萧逸不信自己会输,更不相信曾经深爱他的倾城会离他远去。于是在倾城转身那刻,他从背后抱住她,紧紧圈住:“倾城,我后悔了...离开你后的每个日夜,我都活在悔恨中...你...别离开我,跟我走。”萧逸有些语无伦次,口气将近哀求,一张俊脸贴着她的脖颈极紧。
顾倾城被他大胆的举止吓得不轻,连连挣扎,这后院,虽然丫鬟已被她遣走,但这光天化日的,一个朝廷重臣肆无忌惮地抱着大将军的女人,若是落在有心之人眼里,不知道又会闹出多少事。
秦夜不知是何时,出现在的后院。
他冷眼看着眼前拉扯不清的男女,脸色沉得吓人。
“萧大人。”秦夜低沉着嗓音道。
顾倾城在听到这阵熟悉的声音后,顿觉头顶有一记闷雷劈过,她脚心一软,摊到在地。
而萧逸,早在看到秦夜之时,已先行一步放开她。
秦夜这才走上前去,一把扶起顾倾城,而后似笑非笑地看向萧逸:“萧大人,你来这做什么?”
面对秦夜的质问,萧逸的脸色变了变,但他还是装成若无其事的样子道:“没什么,只是跟倾城多年不见,所以来找她叙叙旧罢了。”

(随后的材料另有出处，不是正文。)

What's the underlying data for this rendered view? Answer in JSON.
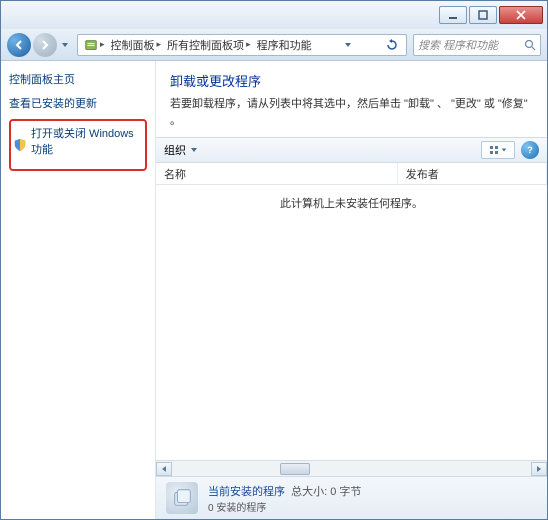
{
  "breadcrumb": {
    "seg1": "控制面板",
    "seg2": "所有控制面板项",
    "seg3": "程序和功能"
  },
  "search": {
    "placeholder": "搜索 程序和功能"
  },
  "sidebar": {
    "home": "控制面板主页",
    "updates": "查看已安装的更新",
    "features": "打开或关闭 Windows 功能"
  },
  "main": {
    "title": "卸载或更改程序",
    "desc": "若要卸载程序，请从列表中将其选中，然后单击 \"卸载\" 、 \"更改\" 或 \"修复\" 。"
  },
  "toolbar": {
    "organize": "组织"
  },
  "columns": {
    "name": "名称",
    "publisher": "发布者"
  },
  "list": {
    "empty": "此计算机上未安装任何程序。"
  },
  "footer": {
    "title": "当前安装的程序",
    "size_label": "总大小:",
    "size_value": "0 字节",
    "count": "0 安装的程序"
  }
}
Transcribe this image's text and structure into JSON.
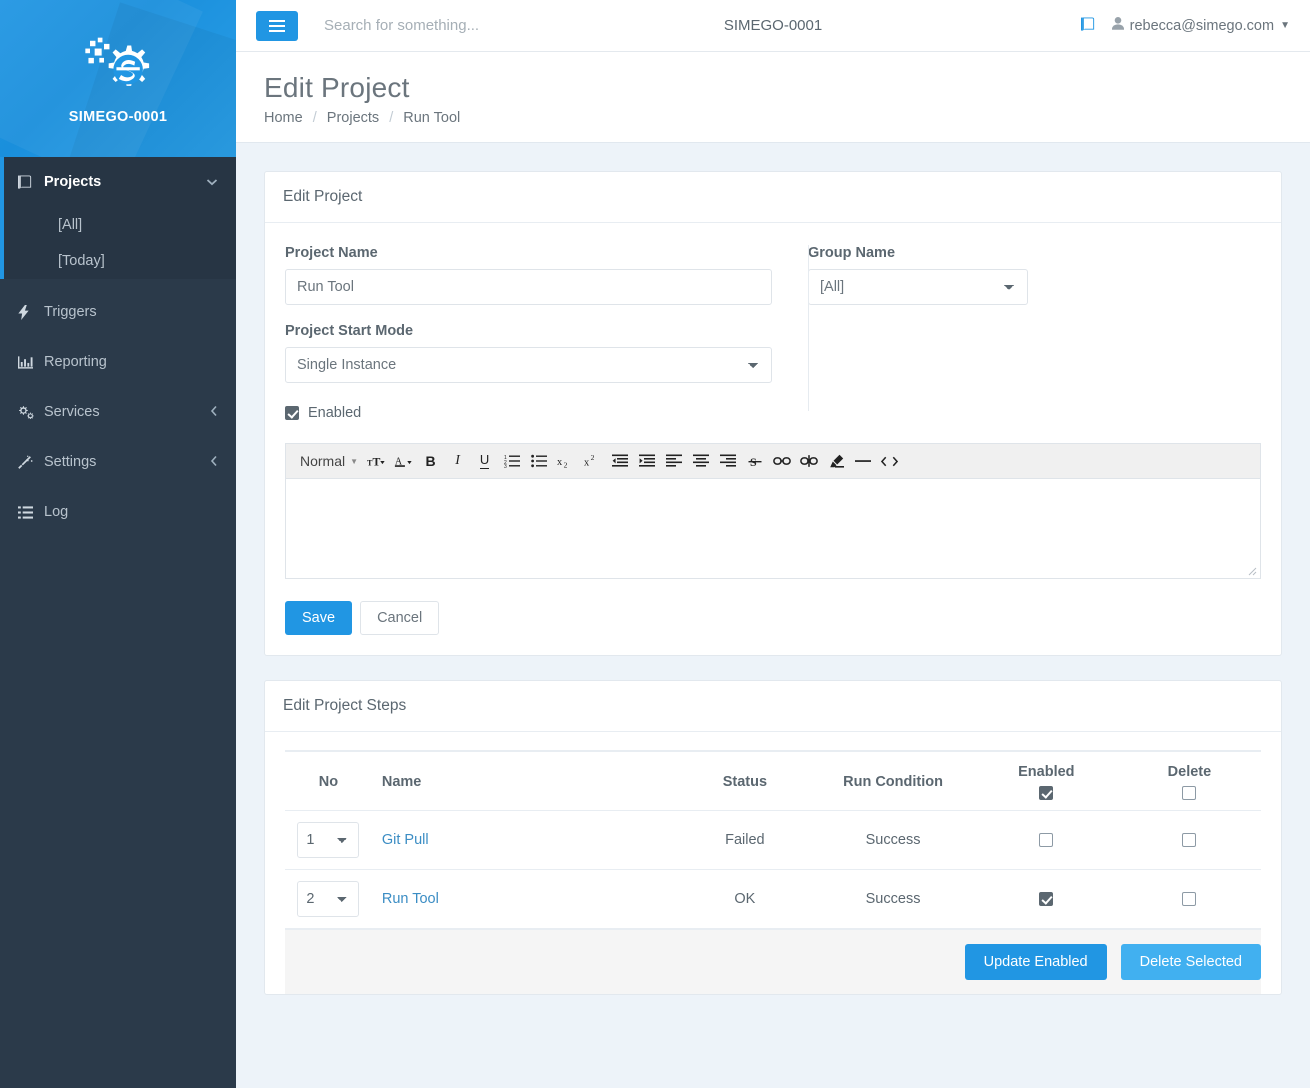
{
  "brand": {
    "name": "SIMEGO-0001",
    "logo_icon": "gear-s-logo-icon"
  },
  "sidebar": {
    "groups": [
      {
        "label": "Projects",
        "icon": "book-icon",
        "caret_icon": "chevron-down-icon",
        "children": [
          {
            "label": "[All]"
          },
          {
            "label": "[Today]"
          }
        ]
      }
    ],
    "items": [
      {
        "label": "Triggers",
        "icon": "bolt-icon",
        "caret": ""
      },
      {
        "label": "Reporting",
        "icon": "bar-chart-icon",
        "caret": ""
      },
      {
        "label": "Services",
        "icon": "gears-icon",
        "caret": "chevron-left-icon"
      },
      {
        "label": "Settings",
        "icon": "magic-wand-icon",
        "caret": "chevron-left-icon"
      },
      {
        "label": "Log",
        "icon": "list-icon",
        "caret": ""
      }
    ]
  },
  "topbar": {
    "menu_icon": "hamburger-icon",
    "search_placeholder": "Search for something...",
    "search_value": "",
    "center_title": "SIMEGO-0001",
    "docs_icon": "book-icon",
    "user_icon": "user-icon",
    "user_email": "rebecca@simego.com",
    "user_caret": "caret-down-icon"
  },
  "page": {
    "title": "Edit Project",
    "breadcrumb": [
      {
        "label": "Home"
      },
      {
        "label": "Projects"
      },
      {
        "label": "Run Tool"
      }
    ],
    "breadcrumb_separator": "/"
  },
  "edit_project": {
    "panel_title": "Edit Project",
    "project_name_label": "Project Name",
    "project_name_value": "Run Tool",
    "project_name_placeholder": "",
    "group_name_label": "Group Name",
    "group_name_value": "[All]",
    "start_mode_label": "Project Start Mode",
    "start_mode_value": "Single Instance",
    "enabled_label": "Enabled",
    "enabled_checked": true,
    "save_label": "Save",
    "cancel_label": "Cancel"
  },
  "editor": {
    "format_label": "Normal",
    "format_caret_icon": "caret-down-icon",
    "content": "",
    "tools": [
      {
        "name": "font-size-icon",
        "glyph": "ᴛT"
      },
      {
        "name": "font-color-icon",
        "glyph": "A"
      },
      {
        "name": "bold-icon",
        "glyph": "B"
      },
      {
        "name": "italic-icon",
        "glyph": "I"
      },
      {
        "name": "underline-icon",
        "glyph": "U"
      },
      {
        "name": "ordered-list-icon",
        "glyph": ""
      },
      {
        "name": "bullet-list-icon",
        "glyph": ""
      },
      {
        "name": "subscript-icon",
        "glyph": "x₂"
      },
      {
        "name": "superscript-icon",
        "glyph": "x²"
      },
      {
        "name": "outdent-icon",
        "glyph": ""
      },
      {
        "name": "indent-icon",
        "glyph": ""
      },
      {
        "name": "align-left-icon",
        "glyph": ""
      },
      {
        "name": "align-center-icon",
        "glyph": ""
      },
      {
        "name": "align-right-icon",
        "glyph": ""
      },
      {
        "name": "strikethrough-icon",
        "glyph": "S"
      },
      {
        "name": "link-icon",
        "glyph": ""
      },
      {
        "name": "unlink-icon",
        "glyph": ""
      },
      {
        "name": "clear-format-icon",
        "glyph": ""
      },
      {
        "name": "horizontal-rule-icon",
        "glyph": "—"
      },
      {
        "name": "code-block-icon",
        "glyph": "<>"
      }
    ]
  },
  "steps": {
    "panel_title": "Edit Project Steps",
    "columns": [
      "No",
      "Name",
      "Status",
      "Run Condition",
      "Enabled",
      "Delete"
    ],
    "header_enabled_checked": true,
    "header_delete_checked": false,
    "rows": [
      {
        "no": "1",
        "name": "Git Pull",
        "status": "Failed",
        "run_condition": "Success",
        "enabled": false,
        "delete": false
      },
      {
        "no": "2",
        "name": "Run Tool",
        "status": "OK",
        "run_condition": "Success",
        "enabled": true,
        "delete": false
      }
    ],
    "update_enabled_label": "Update Enabled",
    "delete_selected_label": "Delete Selected"
  },
  "colors": {
    "brand_blue": "#2196e3",
    "info_blue": "#41b0f0",
    "sidebar_dark": "#2b3a4a",
    "sidebar_group": "#273544",
    "content_bg": "#edf3f9",
    "link_blue": "#3b8dc4"
  }
}
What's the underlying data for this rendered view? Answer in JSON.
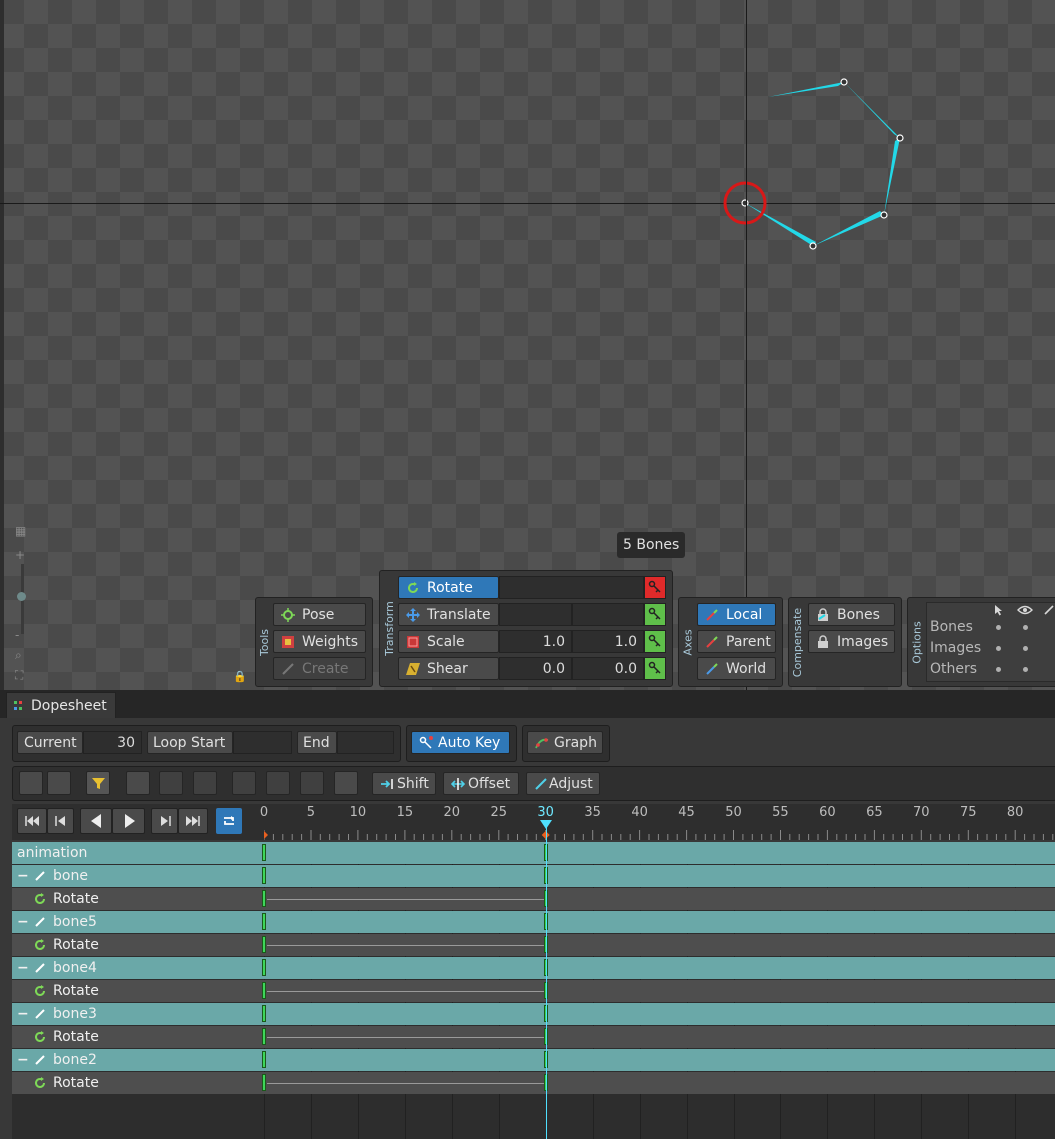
{
  "viewport": {
    "bone_count_tooltip": "5 Bones"
  },
  "tools": {
    "label": "Tools",
    "pose": "Pose",
    "weights": "Weights",
    "create": "Create"
  },
  "transform": {
    "label": "Transform",
    "rotate": "Rotate",
    "translate": "Translate",
    "scale": "Scale",
    "scale_x": "1.0",
    "scale_y": "1.0",
    "shear": "Shear",
    "shear_x": "0.0",
    "shear_y": "0.0"
  },
  "axes": {
    "label": "Axes",
    "local": "Local",
    "parent": "Parent",
    "world": "World"
  },
  "compensate": {
    "label": "Compensate",
    "bones": "Bones",
    "images": "Images"
  },
  "options": {
    "label": "Options",
    "rows": [
      "Bones",
      "Images",
      "Others"
    ]
  },
  "dopesheet": {
    "tab_title": "Dopesheet",
    "current_label": "Current",
    "current_value": "30",
    "loop_start_label": "Loop Start",
    "loop_start_value": "",
    "end_label": "End",
    "end_value": "",
    "auto_key": "Auto Key",
    "graph": "Graph",
    "shift": "Shift",
    "offset": "Offset",
    "adjust": "Adjust",
    "ruler": [
      "0",
      "5",
      "10",
      "15",
      "20",
      "25",
      "30",
      "35",
      "40",
      "45",
      "50",
      "55",
      "60",
      "65",
      "70",
      "75",
      "80"
    ],
    "current_frame": 30,
    "tracks": [
      {
        "type": "anim",
        "label": "animation"
      },
      {
        "type": "bone",
        "label": "bone"
      },
      {
        "type": "rot",
        "label": "Rotate"
      },
      {
        "type": "bone",
        "label": "bone5"
      },
      {
        "type": "rot",
        "label": "Rotate"
      },
      {
        "type": "bone",
        "label": "bone4"
      },
      {
        "type": "rot",
        "label": "Rotate"
      },
      {
        "type": "bone",
        "label": "bone3"
      },
      {
        "type": "rot",
        "label": "Rotate"
      },
      {
        "type": "bone",
        "label": "bone2"
      },
      {
        "type": "rot",
        "label": "Rotate"
      }
    ],
    "keyframes": [
      0,
      30
    ]
  },
  "colors": {
    "accent": "#2f78b8",
    "bone": "#22d8e8",
    "playhead": "#4fe0ff",
    "track": "#6aa8a8",
    "key": "#3ed65a"
  }
}
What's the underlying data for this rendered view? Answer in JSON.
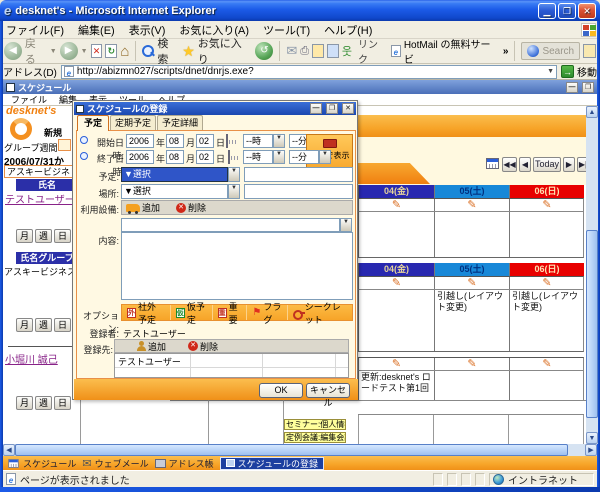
{
  "window": {
    "title": "desknet's - Microsoft Internet Explorer"
  },
  "ie_menu": {
    "items": [
      "ファイル(F)",
      "編集(E)",
      "表示(V)",
      "お気に入り(A)",
      "ツール(T)",
      "ヘルプ(H)"
    ]
  },
  "toolbar": {
    "back": "戻る",
    "search": "検索",
    "favorites": "お気に入り",
    "links": "リンク",
    "hotmail": "HotMail の無料サービ",
    "search_box": "Search"
  },
  "address": {
    "label": "アドレス(D)",
    "url": "http://abizmn027/scripts/dnet/dnrjs.exe?",
    "go": "移動"
  },
  "app": {
    "title": "スケジュール",
    "menu": [
      "ファイル",
      "編集",
      "表示",
      "ツール",
      "ヘルプ"
    ],
    "brand": "desknet's",
    "new_button": "新規",
    "sidebar": {
      "view": "グループ週間",
      "date_from": "2006/07/31か",
      "group_combo": "アスキービジネ",
      "name_header": "氏名",
      "user": "テストユーザー",
      "days": [
        "月",
        "週",
        "日"
      ],
      "group_header": "氏名グループ",
      "group_value": "アスキービジネス..",
      "member": "小堀川 誠己"
    },
    "nav": {
      "today": "Today"
    },
    "grid": {
      "headers": [
        "04(金)",
        "05(土)",
        "06(日)"
      ],
      "event_sat": "引越し(レイアウト変更)",
      "event_sun": "引越し(レイアウト変更)",
      "event_fri": "更新:desknet's ロードテスト第1回",
      "bottom_events": [
        "セミナー:個人情報",
        "定例会議:編集会議"
      ]
    },
    "tabs": [
      "スケジュール",
      "ウェブメール",
      "アドレス帳",
      "スケジュールの登録"
    ]
  },
  "dialog": {
    "title": "スケジュールの登録",
    "tabs": [
      "予定",
      "定期予定",
      "予定詳細"
    ],
    "start_label": "開始日時:",
    "end_label": "終了日時:",
    "year": "2006",
    "year_u": "年",
    "month": "08",
    "month_u": "月",
    "day": "02",
    "day_u": "日",
    "hour": "--時",
    "minute": "--分",
    "band_button": "帯状で表示",
    "subject_label": "予定:",
    "place_label": "場所:",
    "select": "▼選択",
    "facility_label": "利用設備:",
    "add": "追加",
    "remove": "削除",
    "content_label": "内容:",
    "option_label": "オプション:",
    "options": [
      {
        "badge": "外",
        "label": "社外予定"
      },
      {
        "badge": "仮",
        "label": "仮予定"
      },
      {
        "badge": "重",
        "label": "重要"
      },
      {
        "badge": "",
        "label": "フラグ"
      },
      {
        "badge": "",
        "label": "シークレット"
      }
    ],
    "registrant_label": "登録者:",
    "registrant": "テストユーザー",
    "dest_label": "登録先:",
    "dest_user": "テストユーザー",
    "ok": "OK",
    "cancel": "キャンセル"
  },
  "status": {
    "text": "ページが表示されました",
    "zone": "イントラネット"
  },
  "colors": {
    "accent_orange": "#F7A428",
    "titlebar_blue": "#1C5BE8",
    "weekday_header": "#2828B0",
    "saturday_header": "#1888D8",
    "sunday_header": "#E80000",
    "link_purple": "#882288"
  }
}
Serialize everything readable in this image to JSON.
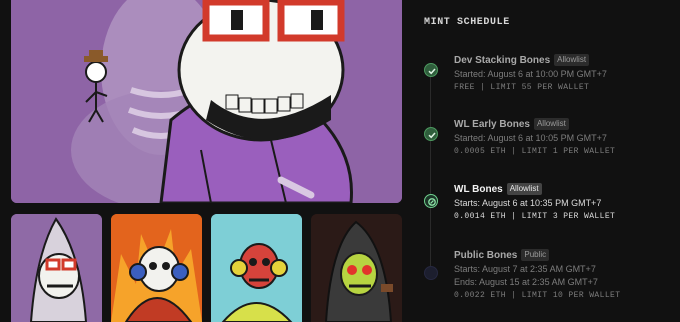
{
  "gallery": {
    "hero_alt": "featured skeleton artwork",
    "thumbnails": [
      "purple hooded skeleton",
      "flame skeleton with headphones",
      "red skull with headphones",
      "hooded skeleton with red eyes"
    ]
  },
  "schedule": {
    "title": "MINT SCHEDULE",
    "phases": [
      {
        "name": "Dev Stacking Bones",
        "badge": "Allowlist",
        "line1": "Started: August 6 at 10:00 PM GMT+7",
        "line2": "",
        "price_line": "FREE | LIMIT 55 PER WALLET",
        "status": "completed"
      },
      {
        "name": "WL Early Bones",
        "badge": "Allowlist",
        "line1": "Started: August 6 at 10:05 PM GMT+7",
        "line2": "",
        "price_line": "0.0005 ETH | LIMIT 1 PER WALLET",
        "status": "completed"
      },
      {
        "name": "WL Bones",
        "badge": "Allowlist",
        "line1": "Starts: August 6 at 10:35 PM GMT+7",
        "line2": "",
        "price_line": "0.0014 ETH | LIMIT 3 PER WALLET",
        "status": "live"
      },
      {
        "name": "Public Bones",
        "badge": "Public",
        "line1": "Starts: August 7 at 2:35 AM GMT+7",
        "line2": "Ends: August 15 at 2:35 AM GMT+7",
        "price_line": "0.0022 ETH | LIMIT 10 PER WALLET",
        "status": "upcoming"
      }
    ]
  },
  "colors": {
    "background": "#111111",
    "completed": "#4d9a60",
    "live": "#6fd08e",
    "upcoming": "#262840"
  }
}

“哦?你确定是在叙旧?”秦夜反问,话里有话。叙旧叙到抱着他夫人不放?
萧逸也觉得这个理由有点牵强,一时不知该如何作答,反正该看到的,不该看到了,秦夜都已经一览无痕了,那他说下去显得更假。
见萧逸沉默,秦夜冷笑了下:“萧大人,您此行是例行公事的,所以,这秦家后院,还是少来的好。”
说罢,眼神清冷地扫向他身后的赫武:“替我送客”而后,也顾不得萧逸,一把横抱起怀里那个早已瘫软无力的女子,往房里走去。
萧逸苦涩一笑,这算是警告吗?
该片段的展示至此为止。